The Nazi authorities also imposed restrictions on tobacco advertising and smoking in public spaces, and regulated restaurants and coffeehouses.
But Hitler's henchmen never went as far as the last Labour Government did here – helped by its cronies in councils, schools and the NHS.
The Nazis never managed to ban smoking totally inside virtually all workplaces, including pubs and restaurants.
No-one points out the undoubted health benefits of smoking, Yes, that's right - the health benefits!
Smoking is the best reliever of stress we have. And stress is a killer. By their campaign of pressuring and persecuting smokers, our modern-day health Nazis have added to the stress of millions of good people.
Millions die unnecessarily because of the efforts of public health zealots – including all those employed to wage war on smokers by local councils.
I’ve no doubt that many more people will now suffer fatal strokes and heart attacks while under stress because they have been coerced into giving up smoking.
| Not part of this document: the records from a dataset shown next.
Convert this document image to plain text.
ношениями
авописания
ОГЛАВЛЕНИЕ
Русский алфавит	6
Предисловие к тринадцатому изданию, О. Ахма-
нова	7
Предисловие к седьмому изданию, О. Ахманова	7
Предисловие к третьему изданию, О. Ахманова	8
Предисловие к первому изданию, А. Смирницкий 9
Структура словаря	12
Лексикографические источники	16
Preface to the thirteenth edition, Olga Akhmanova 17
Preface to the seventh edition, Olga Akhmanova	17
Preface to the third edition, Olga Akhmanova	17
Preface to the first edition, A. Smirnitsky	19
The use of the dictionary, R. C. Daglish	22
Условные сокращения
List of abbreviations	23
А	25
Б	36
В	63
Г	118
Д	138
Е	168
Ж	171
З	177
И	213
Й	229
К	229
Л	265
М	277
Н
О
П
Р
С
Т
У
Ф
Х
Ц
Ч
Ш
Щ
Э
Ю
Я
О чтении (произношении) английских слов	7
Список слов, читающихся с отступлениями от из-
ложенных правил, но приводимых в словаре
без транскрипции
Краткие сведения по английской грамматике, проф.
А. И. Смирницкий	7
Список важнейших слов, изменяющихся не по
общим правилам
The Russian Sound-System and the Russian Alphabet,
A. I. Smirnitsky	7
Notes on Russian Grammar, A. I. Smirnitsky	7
Also a massive problem for our country is obesity. People who are pressured into quitting smoking start snacking on crisps and cakes as a replacement for ciggie breaks. The result – more fat, unhealthy people.
Not that this is primarily a health issue – it's a freedom issue, and that’s more important. There is little point being healthy if you have your freedom taken away.
Stop the world. I want to get off, but not just yet, eh?